COLLINGWOOD coach Mick Malthouse says history has taught the Magpies they must not underestimate the wounded Western Bulldogs when they meet in the first qualifying final next weekend.

The Bulldogs have limped into the finals having lost Adam Cooney (hamstring) and Dale Morris (back) for the season and Brad Johnson (achilles), Shaun Higgins (thyroid/calf) and Easton Wood (hamstring) for at least the first final.

They have since fallen in premiership betting and have been labelled the most unlikely side from the top four to win the flag.

But Malthouse says the Magpies’ 2002 finals experience when they defeated Port Adelaide in a qualifying final away from home despite injuries and poor form defining their August has provided a valuable example of why outside opinion should be ignored.

“We were written off in 2002. It was a great lesson,” he said, after the Magpies’ three-point loss to Hawthorn in round 22.

“We’re not going on someone else’s misfortune or fortune.
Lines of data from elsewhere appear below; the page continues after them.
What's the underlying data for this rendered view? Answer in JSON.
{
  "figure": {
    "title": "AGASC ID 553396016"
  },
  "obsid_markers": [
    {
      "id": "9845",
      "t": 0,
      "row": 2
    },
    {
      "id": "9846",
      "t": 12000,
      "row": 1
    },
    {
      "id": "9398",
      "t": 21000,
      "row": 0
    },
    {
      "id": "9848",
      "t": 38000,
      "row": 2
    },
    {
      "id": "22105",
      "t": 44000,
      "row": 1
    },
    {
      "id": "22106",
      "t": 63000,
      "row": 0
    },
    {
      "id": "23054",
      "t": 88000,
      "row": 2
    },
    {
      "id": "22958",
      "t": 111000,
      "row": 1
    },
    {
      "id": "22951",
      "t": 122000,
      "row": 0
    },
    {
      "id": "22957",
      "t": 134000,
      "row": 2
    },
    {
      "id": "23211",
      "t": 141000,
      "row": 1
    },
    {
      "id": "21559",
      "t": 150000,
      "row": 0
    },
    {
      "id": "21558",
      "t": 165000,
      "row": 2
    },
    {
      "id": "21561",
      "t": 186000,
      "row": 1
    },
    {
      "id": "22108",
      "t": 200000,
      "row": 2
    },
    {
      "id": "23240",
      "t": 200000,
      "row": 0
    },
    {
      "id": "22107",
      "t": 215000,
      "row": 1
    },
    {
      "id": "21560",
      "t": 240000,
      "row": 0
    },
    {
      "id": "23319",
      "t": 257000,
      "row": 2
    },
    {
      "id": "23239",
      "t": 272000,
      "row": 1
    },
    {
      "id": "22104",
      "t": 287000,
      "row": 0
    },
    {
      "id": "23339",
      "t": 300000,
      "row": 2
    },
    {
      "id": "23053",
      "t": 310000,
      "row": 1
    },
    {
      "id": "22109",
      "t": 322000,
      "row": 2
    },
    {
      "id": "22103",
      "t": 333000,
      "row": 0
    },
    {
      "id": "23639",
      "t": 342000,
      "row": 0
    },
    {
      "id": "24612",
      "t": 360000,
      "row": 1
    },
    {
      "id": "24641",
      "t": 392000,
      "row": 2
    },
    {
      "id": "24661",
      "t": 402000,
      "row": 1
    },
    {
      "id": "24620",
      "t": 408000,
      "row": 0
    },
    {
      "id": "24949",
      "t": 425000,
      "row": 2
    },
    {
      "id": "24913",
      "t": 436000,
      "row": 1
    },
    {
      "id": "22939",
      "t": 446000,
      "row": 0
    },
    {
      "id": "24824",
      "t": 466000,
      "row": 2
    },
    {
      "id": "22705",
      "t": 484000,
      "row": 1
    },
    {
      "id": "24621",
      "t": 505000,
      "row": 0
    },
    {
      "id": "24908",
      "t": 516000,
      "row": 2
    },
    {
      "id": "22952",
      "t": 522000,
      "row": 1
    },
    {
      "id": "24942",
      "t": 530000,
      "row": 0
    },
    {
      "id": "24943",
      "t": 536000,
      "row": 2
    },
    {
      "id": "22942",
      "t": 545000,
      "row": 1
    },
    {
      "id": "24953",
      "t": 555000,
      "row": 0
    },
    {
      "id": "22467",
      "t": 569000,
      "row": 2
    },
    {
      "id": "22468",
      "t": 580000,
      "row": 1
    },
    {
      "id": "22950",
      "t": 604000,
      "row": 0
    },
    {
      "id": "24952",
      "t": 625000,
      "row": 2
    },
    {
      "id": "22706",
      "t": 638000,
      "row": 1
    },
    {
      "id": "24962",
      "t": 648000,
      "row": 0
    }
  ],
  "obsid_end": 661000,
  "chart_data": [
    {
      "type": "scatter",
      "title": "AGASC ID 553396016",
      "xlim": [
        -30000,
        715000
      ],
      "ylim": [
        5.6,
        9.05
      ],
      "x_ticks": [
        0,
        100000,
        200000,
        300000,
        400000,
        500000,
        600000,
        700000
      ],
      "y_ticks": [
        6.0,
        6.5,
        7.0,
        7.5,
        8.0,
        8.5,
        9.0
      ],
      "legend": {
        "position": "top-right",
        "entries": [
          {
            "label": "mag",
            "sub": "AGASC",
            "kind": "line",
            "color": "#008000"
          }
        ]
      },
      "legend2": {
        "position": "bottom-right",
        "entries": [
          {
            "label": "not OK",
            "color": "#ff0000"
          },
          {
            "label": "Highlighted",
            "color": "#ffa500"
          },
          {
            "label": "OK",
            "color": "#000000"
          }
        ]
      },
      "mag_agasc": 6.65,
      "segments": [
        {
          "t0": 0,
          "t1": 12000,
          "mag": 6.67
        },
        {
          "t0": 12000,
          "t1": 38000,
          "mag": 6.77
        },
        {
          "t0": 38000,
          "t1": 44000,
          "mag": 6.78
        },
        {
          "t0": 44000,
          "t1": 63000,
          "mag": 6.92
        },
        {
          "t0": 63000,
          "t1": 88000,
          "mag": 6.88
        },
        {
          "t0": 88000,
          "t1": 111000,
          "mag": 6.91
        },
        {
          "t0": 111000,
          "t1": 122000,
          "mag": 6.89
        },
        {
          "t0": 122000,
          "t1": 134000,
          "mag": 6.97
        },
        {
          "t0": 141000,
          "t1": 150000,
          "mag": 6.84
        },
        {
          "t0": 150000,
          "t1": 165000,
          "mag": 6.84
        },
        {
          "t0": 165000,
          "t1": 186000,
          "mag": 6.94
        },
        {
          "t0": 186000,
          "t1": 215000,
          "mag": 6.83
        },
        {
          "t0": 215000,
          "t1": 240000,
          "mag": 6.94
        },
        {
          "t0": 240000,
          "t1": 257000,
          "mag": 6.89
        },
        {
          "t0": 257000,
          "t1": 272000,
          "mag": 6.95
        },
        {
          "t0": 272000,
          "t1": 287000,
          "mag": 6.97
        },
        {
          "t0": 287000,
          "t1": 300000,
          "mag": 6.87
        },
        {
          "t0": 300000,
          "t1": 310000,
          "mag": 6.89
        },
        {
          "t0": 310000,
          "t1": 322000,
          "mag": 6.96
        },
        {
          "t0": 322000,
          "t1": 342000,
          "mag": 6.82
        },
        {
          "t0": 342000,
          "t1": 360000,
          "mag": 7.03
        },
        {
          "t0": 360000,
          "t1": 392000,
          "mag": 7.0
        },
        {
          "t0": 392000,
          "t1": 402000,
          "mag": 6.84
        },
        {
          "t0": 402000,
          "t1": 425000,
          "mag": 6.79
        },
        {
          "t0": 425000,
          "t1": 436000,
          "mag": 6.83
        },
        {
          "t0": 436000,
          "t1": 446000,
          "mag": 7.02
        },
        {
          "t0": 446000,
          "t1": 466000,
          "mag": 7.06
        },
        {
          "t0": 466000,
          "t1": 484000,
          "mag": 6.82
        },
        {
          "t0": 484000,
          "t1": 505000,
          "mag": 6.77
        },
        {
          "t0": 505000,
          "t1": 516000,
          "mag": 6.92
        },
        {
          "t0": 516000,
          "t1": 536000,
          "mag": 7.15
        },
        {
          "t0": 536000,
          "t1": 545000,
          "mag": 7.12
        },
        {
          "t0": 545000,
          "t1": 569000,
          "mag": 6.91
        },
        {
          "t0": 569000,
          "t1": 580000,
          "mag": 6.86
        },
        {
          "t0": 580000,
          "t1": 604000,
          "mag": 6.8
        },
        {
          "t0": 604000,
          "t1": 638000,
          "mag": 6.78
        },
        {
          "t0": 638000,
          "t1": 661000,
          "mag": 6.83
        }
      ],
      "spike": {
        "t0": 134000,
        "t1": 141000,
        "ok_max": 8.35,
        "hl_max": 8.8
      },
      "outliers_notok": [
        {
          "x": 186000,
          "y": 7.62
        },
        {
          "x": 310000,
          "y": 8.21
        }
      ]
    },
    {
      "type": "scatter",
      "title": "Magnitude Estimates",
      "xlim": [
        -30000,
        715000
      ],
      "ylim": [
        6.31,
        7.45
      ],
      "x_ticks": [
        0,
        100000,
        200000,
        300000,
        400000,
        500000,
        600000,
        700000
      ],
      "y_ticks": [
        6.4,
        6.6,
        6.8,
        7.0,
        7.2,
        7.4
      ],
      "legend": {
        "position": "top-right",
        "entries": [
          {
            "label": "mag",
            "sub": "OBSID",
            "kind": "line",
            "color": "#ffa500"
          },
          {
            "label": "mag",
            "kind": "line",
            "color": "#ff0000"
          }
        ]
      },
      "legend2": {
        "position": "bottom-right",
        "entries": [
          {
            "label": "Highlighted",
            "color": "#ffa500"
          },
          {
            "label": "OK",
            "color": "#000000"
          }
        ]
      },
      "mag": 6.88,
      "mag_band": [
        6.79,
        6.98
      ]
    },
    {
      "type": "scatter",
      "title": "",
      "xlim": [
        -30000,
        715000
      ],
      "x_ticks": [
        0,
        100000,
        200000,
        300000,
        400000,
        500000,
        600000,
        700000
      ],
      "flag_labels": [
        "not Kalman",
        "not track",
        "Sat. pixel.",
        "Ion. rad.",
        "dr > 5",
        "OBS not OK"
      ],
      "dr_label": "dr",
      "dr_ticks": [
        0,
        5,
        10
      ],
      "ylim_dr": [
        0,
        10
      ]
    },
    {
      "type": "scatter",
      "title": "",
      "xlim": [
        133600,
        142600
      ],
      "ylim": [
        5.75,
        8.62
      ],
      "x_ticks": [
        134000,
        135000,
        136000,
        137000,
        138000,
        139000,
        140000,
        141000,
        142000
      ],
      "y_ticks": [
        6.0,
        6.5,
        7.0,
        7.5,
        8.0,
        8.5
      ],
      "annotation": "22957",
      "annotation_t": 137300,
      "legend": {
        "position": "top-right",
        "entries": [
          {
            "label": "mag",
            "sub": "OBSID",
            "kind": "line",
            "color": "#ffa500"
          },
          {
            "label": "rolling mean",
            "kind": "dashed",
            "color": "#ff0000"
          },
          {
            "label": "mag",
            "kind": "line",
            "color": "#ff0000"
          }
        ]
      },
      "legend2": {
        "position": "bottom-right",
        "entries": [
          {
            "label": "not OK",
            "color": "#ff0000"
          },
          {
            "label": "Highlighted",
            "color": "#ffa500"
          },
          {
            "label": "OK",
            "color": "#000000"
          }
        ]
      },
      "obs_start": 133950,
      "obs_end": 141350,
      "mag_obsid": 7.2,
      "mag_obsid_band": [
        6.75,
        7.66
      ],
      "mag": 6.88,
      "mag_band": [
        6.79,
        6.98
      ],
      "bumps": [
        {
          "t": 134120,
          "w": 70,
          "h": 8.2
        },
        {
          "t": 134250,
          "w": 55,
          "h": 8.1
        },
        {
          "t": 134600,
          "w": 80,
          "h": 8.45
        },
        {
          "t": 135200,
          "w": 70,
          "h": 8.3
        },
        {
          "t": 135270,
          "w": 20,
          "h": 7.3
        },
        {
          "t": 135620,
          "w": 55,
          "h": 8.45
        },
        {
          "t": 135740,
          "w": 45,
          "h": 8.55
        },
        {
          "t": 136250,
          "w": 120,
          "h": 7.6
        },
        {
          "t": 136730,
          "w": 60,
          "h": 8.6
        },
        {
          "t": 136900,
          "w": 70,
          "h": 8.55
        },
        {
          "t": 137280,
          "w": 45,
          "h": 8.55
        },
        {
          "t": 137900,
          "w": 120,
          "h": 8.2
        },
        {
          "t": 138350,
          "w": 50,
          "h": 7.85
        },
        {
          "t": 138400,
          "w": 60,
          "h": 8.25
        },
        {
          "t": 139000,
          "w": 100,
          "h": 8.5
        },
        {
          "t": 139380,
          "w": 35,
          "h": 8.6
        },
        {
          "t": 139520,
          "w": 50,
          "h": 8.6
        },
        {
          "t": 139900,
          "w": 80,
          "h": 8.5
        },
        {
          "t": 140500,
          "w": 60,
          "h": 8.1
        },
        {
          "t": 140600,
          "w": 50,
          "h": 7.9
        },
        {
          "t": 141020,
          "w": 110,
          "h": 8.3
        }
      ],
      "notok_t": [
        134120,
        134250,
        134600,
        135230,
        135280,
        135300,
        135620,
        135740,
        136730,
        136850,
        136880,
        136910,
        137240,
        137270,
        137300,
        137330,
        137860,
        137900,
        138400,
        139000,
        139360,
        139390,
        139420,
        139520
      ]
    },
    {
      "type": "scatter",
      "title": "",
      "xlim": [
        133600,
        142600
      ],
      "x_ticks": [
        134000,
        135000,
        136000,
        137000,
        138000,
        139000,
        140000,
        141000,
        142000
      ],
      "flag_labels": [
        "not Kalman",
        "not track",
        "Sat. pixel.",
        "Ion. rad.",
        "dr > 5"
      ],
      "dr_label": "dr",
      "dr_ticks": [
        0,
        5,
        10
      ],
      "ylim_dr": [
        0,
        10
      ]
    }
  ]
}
It is something we are ever mindful of and today and last week gives us a very good indicator we cannot afford to be listening.

“Certainly the boys haven’t, I know they’ve been talking about in the last half hour about that very thing, that this is a game, a final.

“It’s not who’s sitting in the grandstands; it’s who’s playing for the club and they’re a very, very good football side.”

The Magpies went on to play in the first of two straight grand finals against the Brisbane Lions that year.

Despite losing to the Hawks on Saturday and ending a nine-game winning streak, Malthouse says the Pies are well-placed heading into their fifth-straight finals series.

“We’ve got a reasonably healthy list and that’s an advantage,” he said. “We’re not going to be the first or last side to head the ladder and lose the last game. I know it happened [before] one of the premierships we won at West Coast.

“Is it ideal? I don’t know. Is it poor? No. Is it panic stations? Absolutely not. Do we change the side? We see who’s available.

“Our VFL side got beaten today so we’re down to what we see and we’ll train up the list we think is the list that will take us forward.

“We’ve got a minimum of two finals and that’s what we’re looking forward to.”

The only injury concern the Magpies had on Saturday was Darren Jolly, who left the field with a broken and bleeding nose after a collision with Hawthorn’s Ben Stratton in the final quarter.

Ben Johnson was a late withdrawal with illness and was replaced by Leon Davis, who had 12 touches and kicked two goals.